Band Leader Hylton made a speech in each town the Philharmonic visited. Although his £10,000 might have said, with authority, that he could conduct, he did not do so. Dr. Malcolm Sargent, who did, put a symphony on each program, played also light classics but “no rubbish.” Up to last week only one air raid disturbed a concert. The Philharmonic played right through it. The orchestra’s nucleus of 65 oldish players was periodically eked out by men on leave from air-raid and home-defense forces, as well as nine enlisted members. But the Philharmonic was worried because English Horn Peter Newbury, London’s best, was harming his sensitive hands digging trenches on the coast.

With prices from a shilling (20¢) to three-and-six (70¢), the Philharmonic tour brought out working folk in swarms.

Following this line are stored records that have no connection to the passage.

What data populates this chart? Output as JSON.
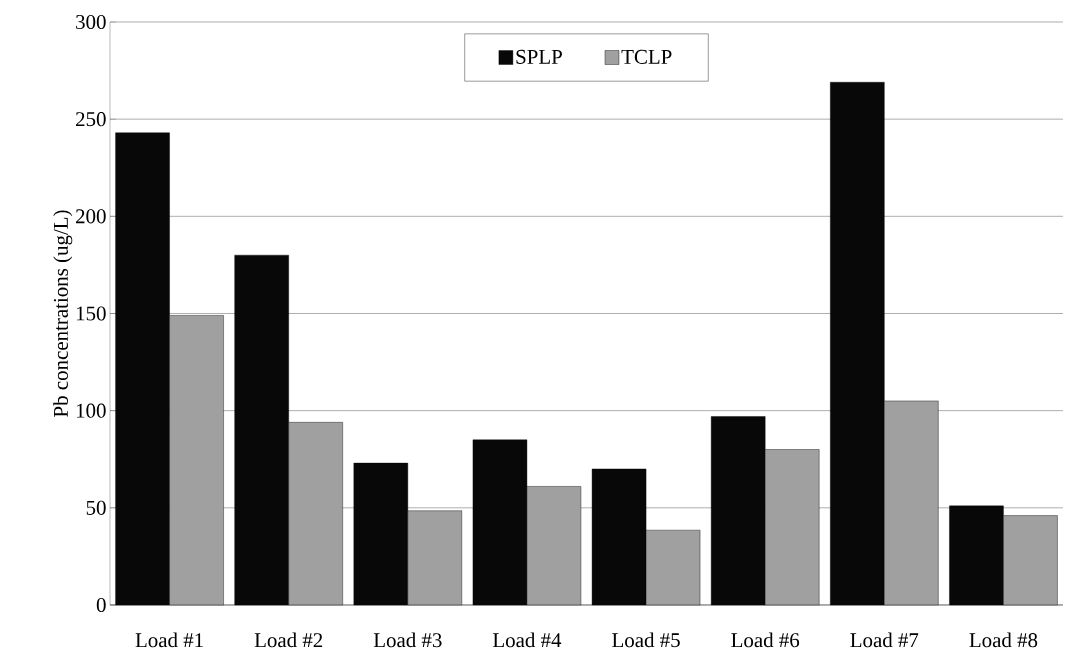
{
  "chart_data": {
    "type": "bar",
    "ylabel": "Pb concentrations (ug/L)",
    "categories": [
      "Load #1",
      "Load #2",
      "Load #3",
      "Load #4",
      "Load #5",
      "Load #6",
      "Load #7",
      "Load #8"
    ],
    "series": [
      {
        "name": "SPLP",
        "color": "#080808",
        "values": [
          243,
          180,
          73,
          85,
          70,
          97,
          269,
          51
        ]
      },
      {
        "name": "TCLP",
        "color": "#a0a0a0",
        "values": [
          149,
          94,
          48.5,
          61,
          38.5,
          80,
          105,
          46
        ]
      }
    ],
    "ylim": [
      0,
      300
    ],
    "yticks": [
      0,
      50,
      100,
      150,
      200,
      250,
      300
    ],
    "grid": "y",
    "legend": "top"
  }
}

In Manchester, the inevitable man-in-the-pub exclaimed: “It’s made me find out I’m a bloody high-brow.”

Meanwhile music had been mobilized as a national morale builder. In London, shilling concerts organized by Pianist Myra Hess in the National Gallery (de nuded of its pictures) still attracted 500 to 1,500 people every noonday. Plodding old Sir Henry Wood began his 46th-and-farewell year as conductor of the Promenade Concerts of the London Symphony.

Sir Henry, who in the war’s first week made a lugubrious speech regretting that concerts must end and hoping “that we shall soon meet again,” last week extended a Promenade Concert (no seats) into an all-night show while German bombers ranged overhead. After the regular program (which, significantly, was devoted entirely to the works of that most Ger man of the Germans, Richard Wagner), Sir Henry led the audience in community singing; then members of the orchestra did solos until they ran out of numbers; finally musicians from the audience took over the stage. Among those who stayed on was that inveterate concertgoer Ambassador Joe Kennedy. The 3,000 who straggled home just before dawn were satisfied that two bob had never bought so much good music.